FIG. 1 is a block diagram showing an embodiment of a burn-in test apparatus according to the present invention.

FIG. 2 is a circuit diagram showing an embodiment of a voltage monitor provided in the burn-in test device.

FIG. 3 is a circuit diagram showing an embodiment of a signal generator provided in the burn-in test device.

FIG. 4 is a waveform diagram for explaining an example of the operation of the burn-in test apparatus according to the present invention.

[Explanation of symbols]

VG1 to VGn ... Power supply voltage circuit, V1 to Vn ... Operating voltage, VM1 to VMn ... Voltage monitor circuit, C1 to Cn ... Monitor output signal, SG1 to SGn ... Signal generating circuit, S1.
Sn ... Input signal, S11-S1m ... Output signal of signal generation circuit, SB11-SB1m ... Burn-in test signal,
FF ... Flip-flop, N ... Inverter circuit, G1 ...
Gm ... AND gate circuit.

Claims (3)

[Claims] 1. A power supply voltage supply section for supplying an operating voltage to a semiconductor device under test, a product mounting section on which the semiconductor device under test is mounted, and inputs necessary for operation of an internal circuit of the semiconductor device under test.
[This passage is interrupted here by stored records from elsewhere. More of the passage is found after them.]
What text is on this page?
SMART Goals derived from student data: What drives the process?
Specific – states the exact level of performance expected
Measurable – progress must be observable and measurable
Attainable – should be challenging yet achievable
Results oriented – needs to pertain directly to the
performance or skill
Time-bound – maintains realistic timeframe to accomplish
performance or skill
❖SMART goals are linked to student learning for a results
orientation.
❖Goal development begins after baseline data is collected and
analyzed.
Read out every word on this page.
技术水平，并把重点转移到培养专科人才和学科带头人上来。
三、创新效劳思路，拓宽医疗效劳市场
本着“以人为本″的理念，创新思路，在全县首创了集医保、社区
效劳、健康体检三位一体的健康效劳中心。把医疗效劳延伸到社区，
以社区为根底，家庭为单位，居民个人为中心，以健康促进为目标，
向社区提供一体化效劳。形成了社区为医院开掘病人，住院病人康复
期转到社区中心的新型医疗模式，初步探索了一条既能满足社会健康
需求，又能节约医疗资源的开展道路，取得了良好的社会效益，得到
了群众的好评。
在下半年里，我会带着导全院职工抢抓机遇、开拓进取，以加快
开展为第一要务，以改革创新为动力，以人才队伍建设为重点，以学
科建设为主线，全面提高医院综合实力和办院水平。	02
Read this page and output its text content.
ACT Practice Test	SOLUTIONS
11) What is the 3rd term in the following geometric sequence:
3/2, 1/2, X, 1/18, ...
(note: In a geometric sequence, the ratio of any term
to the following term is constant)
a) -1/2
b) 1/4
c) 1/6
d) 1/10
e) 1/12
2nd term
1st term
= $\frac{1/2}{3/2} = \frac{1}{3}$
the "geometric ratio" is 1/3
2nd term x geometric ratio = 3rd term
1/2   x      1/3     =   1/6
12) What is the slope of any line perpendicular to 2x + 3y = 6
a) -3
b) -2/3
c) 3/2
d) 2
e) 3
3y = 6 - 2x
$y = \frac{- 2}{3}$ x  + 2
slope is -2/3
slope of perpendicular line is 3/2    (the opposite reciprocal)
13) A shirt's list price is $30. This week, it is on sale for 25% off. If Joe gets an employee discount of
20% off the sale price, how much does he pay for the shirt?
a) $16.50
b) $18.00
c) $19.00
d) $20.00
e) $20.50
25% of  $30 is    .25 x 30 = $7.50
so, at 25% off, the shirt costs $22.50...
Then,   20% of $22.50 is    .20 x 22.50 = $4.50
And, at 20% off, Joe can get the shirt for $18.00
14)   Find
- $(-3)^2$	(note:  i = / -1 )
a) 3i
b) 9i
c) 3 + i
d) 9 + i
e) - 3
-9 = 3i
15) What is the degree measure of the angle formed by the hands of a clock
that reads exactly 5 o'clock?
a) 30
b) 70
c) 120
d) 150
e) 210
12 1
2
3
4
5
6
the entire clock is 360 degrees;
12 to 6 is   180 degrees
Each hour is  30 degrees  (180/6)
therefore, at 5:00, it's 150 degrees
A signal generator that generates a signal and an operating voltage applied to the semiconductor device under test are monitored, and the signal generator is generated only when the operating voltage is equal to or higher than a predetermined voltage required for normal operation of the semiconductor device under test. And a voltage monitor unit for controlling the input signal generated by the device to be supplied to the semiconductor device under test. 2. The product mounting section has a function of bringing a device under test to a desired high temperature, and the voltage monitor section is provided in the product mounting section. 1. Semiconductor test equipment. 3. The signal generating section is provided with an output gate function for selectively outputting the generated signal to the device under test according to the voltage monitor output signal formed by the voltage monitoring section. The semiconductor test apparatus according to claim 1 or 2, which is characterized.